Conflicts & War

The memory keeper of Bucha horrors

By Luis Angel Reglero

Bucha, Ukraine, May 23 (EFE).- Since the war broke out in Ukraine, security guard Mykola Anatoliyovych has taken on a less conventional job and become a memory keeper of the horrors some 100 people endured in Bucha.

As he strolls through a bunker in a building owned by agricultural firm Ahrodudpostach, Anatoliyovych tells Efe that he has been collecting stories from survivors.

The 27-year-old used to work in the Czech Republic before he returned to Ukraine for his visa paperwork and got caught up in the war. He then sourced a security guard job at Ahrodudpostach.

In March, days after Russia launched its onslaught against Ukraine, some 100 civilians rushed to the shelter that the agricultural company built long ago.

It is “nuclear proof,” he says, recalling that Russian soldiers arrived at night and settled in one of the plants.

“Surely they didn’t know that there were people downstairs,” he adds as he enters the shelter.

The Russian soldiers managed to push through the first door that was meant to block access to the shelter.

But they couldn’t open the second one, so they threatened to launch a grenade.

The civilians sheltering inside decided to open it after arguing with the Russian soldiers for 30 minutes, he says.

“They didn’t know there was another exit inside. They thought it was blocked,” he explains, pointing to the narrow path.

When Russian forces were readying to enter the shelter, the civilians say a soldier told them not to be sacred, that they had come “to free them from the Nazis,” he says.

The Russians let the women out, but some of them decided to stay with their husbands to be evacuated out of Bucha a few days later when a humanitarian corridor was opened.

Shortly after, Ukrainian forces arrived to free them and the Russians fled down to the shelter, forcing the civilians to go upstairs, according to Anatoliyovych.

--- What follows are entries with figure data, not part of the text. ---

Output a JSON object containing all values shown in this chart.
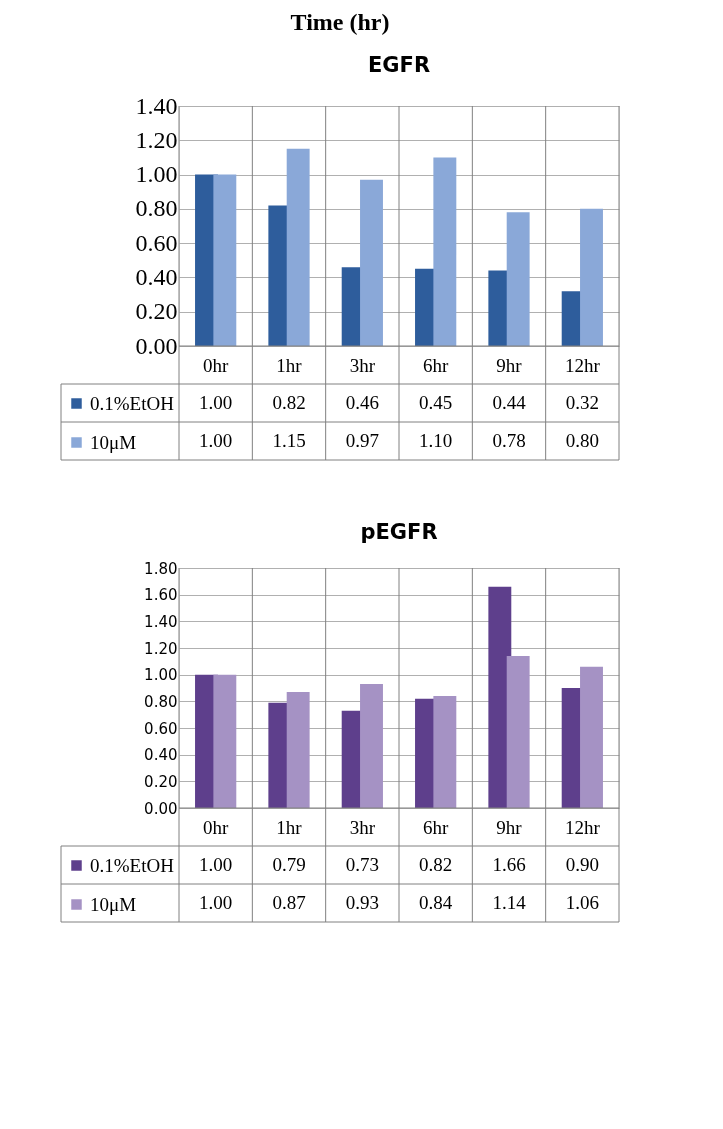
{
  "chart_data": [
    {
      "type": "bar",
      "title": "EGFR",
      "annotations": [
        "Time (hr)"
      ],
      "categories": [
        "0hr",
        "1hr",
        "3hr",
        "6hr",
        "9hr",
        "12hr"
      ],
      "series": [
        {
          "name": "0.1%EtOH",
          "color": "#2e5d9c",
          "values": [
            1.0,
            0.82,
            0.46,
            0.45,
            0.44,
            0.32
          ],
          "value_labels": [
            "1.00",
            "0.82",
            "0.46",
            "0.45",
            "0.44",
            "0.32"
          ]
        },
        {
          "name": "10μM",
          "color": "#8aa8d8",
          "values": [
            1.0,
            1.15,
            0.97,
            1.1,
            0.78,
            0.8
          ],
          "value_labels": [
            "1.00",
            "1.15",
            "0.97",
            "1.10",
            "0.78",
            "0.80"
          ]
        }
      ],
      "ylim": [
        0,
        1.4
      ],
      "yticks": [
        "0.00",
        "0.20",
        "0.40",
        "0.60",
        "0.80",
        "1.00",
        "1.20",
        "1.40"
      ],
      "grid": "y",
      "legend": "bottom left"
    },
    {
      "type": "bar",
      "title": "pEGFR",
      "categories": [
        "0hr",
        "1hr",
        "3hr",
        "6hr",
        "9hr",
        "12hr"
      ],
      "series": [
        {
          "name": "0.1%EtOH",
          "color": "#5e3f8c",
          "values": [
            1.0,
            0.79,
            0.73,
            0.82,
            1.66,
            0.9
          ],
          "value_labels": [
            "1.00",
            "0.79",
            "0.73",
            "0.82",
            "1.66",
            "0.90"
          ]
        },
        {
          "name": "10μM",
          "color": "#a592c4",
          "values": [
            1.0,
            0.87,
            0.93,
            0.84,
            1.14,
            1.06
          ],
          "value_labels": [
            "1.00",
            "0.87",
            "0.93",
            "0.84",
            "1.14",
            "1.06"
          ]
        }
      ],
      "ylim": [
        0,
        1.8
      ],
      "yticks": [
        "0.00",
        "0.20",
        "0.40",
        "0.60",
        "0.80",
        "1.00",
        "1.20",
        "1.40",
        "1.60",
        "1.80"
      ],
      "grid": "y",
      "legend": "bottom left"
    }
  ]
}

“What do you want Nato for?” the Russians painted on one of the walls.

Now the place is somewhat tidier, despite the destruction and the traces of blood that have since been scrubbed clean.

“They must have used the room as a kind of hospital for the wounded,” he says.

The young man recounts events to Efe calmly, until he speaks of what happened outside the building.

Anatoliyovych says a group of eight men were taken by the Russians, brought to their knees and shot.

Only one person survived, but was left for dead, he adds.